SIVA SF
- Company type: State Enterprise
- Founded: 1968
- Headquarters: Trondheim, Norway
- Area served: Norway
- Key people: Erik Haugane (CEO) Åslaug Haga (chair) Peter Arbo (vice chair)
- Revenue: NOK 60 million (2005)
- Number of employees: 32 (2007)
- Parent: Norwegian Ministry of Trade and Industry
- Website: www.siva.no

= Industrial Development Corporation of Norway =

Norwegian government development investment enterprise

The Industrial Development Corporation of Norway or SIVA (Selskapet for industrivekst) is a Norwegian state enterprise responsible for government investment in incubators, science parks, industrial parks and real estate through partial ownership of other companies. The ultimate goal is to stimulate economic growth, through strengthening Norway's capacity related to innovation and creativity.

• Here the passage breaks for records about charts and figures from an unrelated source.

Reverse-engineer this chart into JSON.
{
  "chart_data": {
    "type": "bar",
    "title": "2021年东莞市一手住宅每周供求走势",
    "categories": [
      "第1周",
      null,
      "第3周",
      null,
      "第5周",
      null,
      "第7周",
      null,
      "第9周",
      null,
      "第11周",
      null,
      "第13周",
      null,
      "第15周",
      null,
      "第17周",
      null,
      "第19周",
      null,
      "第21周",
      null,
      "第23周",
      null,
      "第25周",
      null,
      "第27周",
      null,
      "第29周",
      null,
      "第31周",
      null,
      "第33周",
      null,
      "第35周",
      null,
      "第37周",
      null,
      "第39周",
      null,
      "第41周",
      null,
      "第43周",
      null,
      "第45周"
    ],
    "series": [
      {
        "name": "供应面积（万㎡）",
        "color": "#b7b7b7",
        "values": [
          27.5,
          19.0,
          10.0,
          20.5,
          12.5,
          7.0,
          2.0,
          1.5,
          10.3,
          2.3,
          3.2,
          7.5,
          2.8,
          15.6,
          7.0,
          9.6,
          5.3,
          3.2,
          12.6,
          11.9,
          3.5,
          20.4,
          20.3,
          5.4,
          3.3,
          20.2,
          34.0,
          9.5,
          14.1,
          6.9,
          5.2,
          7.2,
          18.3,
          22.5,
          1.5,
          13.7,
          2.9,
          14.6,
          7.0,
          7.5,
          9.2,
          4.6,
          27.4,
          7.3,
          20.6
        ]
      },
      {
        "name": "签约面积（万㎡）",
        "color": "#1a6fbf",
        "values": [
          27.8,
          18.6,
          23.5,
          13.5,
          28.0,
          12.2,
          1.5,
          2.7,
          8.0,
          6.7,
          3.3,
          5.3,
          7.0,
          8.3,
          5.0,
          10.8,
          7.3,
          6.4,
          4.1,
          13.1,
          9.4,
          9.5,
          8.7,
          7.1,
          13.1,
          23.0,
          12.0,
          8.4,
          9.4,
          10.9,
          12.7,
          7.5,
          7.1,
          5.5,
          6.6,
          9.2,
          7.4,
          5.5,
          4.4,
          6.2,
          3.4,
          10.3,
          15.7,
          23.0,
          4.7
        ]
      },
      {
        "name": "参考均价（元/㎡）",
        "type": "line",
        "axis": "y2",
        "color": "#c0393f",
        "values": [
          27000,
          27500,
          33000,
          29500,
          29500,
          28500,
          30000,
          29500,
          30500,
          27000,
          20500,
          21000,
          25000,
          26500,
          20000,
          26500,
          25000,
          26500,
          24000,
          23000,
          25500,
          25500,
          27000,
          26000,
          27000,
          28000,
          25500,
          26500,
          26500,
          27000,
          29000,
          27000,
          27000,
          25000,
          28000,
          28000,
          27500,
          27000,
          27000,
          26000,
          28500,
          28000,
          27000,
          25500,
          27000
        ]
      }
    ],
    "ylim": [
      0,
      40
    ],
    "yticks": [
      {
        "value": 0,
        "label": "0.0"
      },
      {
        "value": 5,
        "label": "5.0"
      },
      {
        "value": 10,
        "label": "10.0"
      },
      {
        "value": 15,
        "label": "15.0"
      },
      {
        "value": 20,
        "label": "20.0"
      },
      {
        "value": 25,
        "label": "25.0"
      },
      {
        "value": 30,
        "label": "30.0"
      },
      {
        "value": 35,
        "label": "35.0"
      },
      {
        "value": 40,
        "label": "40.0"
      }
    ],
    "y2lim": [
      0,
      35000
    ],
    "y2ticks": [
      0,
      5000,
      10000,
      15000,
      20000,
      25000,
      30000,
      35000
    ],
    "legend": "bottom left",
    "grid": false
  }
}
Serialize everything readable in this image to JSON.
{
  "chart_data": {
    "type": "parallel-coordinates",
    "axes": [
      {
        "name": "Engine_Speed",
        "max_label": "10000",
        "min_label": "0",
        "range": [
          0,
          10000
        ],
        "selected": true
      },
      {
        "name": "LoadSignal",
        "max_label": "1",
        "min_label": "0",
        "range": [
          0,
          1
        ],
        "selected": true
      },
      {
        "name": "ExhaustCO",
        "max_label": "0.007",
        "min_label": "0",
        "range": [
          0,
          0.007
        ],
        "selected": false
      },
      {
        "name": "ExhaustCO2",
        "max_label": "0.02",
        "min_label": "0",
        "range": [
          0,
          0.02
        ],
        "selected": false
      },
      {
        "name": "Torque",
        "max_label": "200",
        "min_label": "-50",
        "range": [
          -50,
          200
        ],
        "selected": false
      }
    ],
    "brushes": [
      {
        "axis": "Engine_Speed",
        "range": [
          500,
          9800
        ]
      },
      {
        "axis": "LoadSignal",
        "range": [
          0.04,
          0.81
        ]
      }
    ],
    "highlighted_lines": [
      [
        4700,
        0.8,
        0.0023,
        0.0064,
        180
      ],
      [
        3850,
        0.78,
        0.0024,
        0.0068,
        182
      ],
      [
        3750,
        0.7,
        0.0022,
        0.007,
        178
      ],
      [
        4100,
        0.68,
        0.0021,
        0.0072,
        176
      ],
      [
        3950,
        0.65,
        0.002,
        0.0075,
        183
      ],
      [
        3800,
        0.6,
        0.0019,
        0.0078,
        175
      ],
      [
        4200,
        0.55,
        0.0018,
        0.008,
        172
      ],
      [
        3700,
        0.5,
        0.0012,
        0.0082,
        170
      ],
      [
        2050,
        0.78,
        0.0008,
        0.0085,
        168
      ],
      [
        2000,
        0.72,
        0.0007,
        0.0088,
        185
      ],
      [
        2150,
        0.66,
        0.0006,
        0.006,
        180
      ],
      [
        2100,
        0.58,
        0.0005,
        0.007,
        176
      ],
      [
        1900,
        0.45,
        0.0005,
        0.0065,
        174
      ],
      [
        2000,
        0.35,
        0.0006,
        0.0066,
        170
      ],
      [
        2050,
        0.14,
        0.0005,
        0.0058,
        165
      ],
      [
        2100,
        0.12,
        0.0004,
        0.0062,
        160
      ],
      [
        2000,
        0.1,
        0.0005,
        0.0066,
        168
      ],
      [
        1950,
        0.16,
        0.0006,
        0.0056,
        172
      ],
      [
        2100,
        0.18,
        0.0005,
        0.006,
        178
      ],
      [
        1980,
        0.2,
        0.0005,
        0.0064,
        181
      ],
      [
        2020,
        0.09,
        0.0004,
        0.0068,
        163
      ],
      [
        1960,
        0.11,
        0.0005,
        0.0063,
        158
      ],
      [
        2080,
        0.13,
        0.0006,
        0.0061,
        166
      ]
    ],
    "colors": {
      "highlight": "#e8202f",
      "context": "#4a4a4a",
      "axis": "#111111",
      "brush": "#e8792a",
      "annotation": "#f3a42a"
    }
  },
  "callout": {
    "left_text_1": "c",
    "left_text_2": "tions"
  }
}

SIVA is based in Trondheim, where it employs almost 40 people. Through its investments there are about 8,000 employees in total. Investments include 46 industry and business parks in Norway, one in Russia, one in Latvia and two in Lithuania. It also holds partial ownership of 15 science- and 10 research parks, 20 incubators, 45 business gardens, 12 venture capital institutions and 4 research and development companies. SIVA cooperates closely with the Research Council of Norway and Innovation Norway.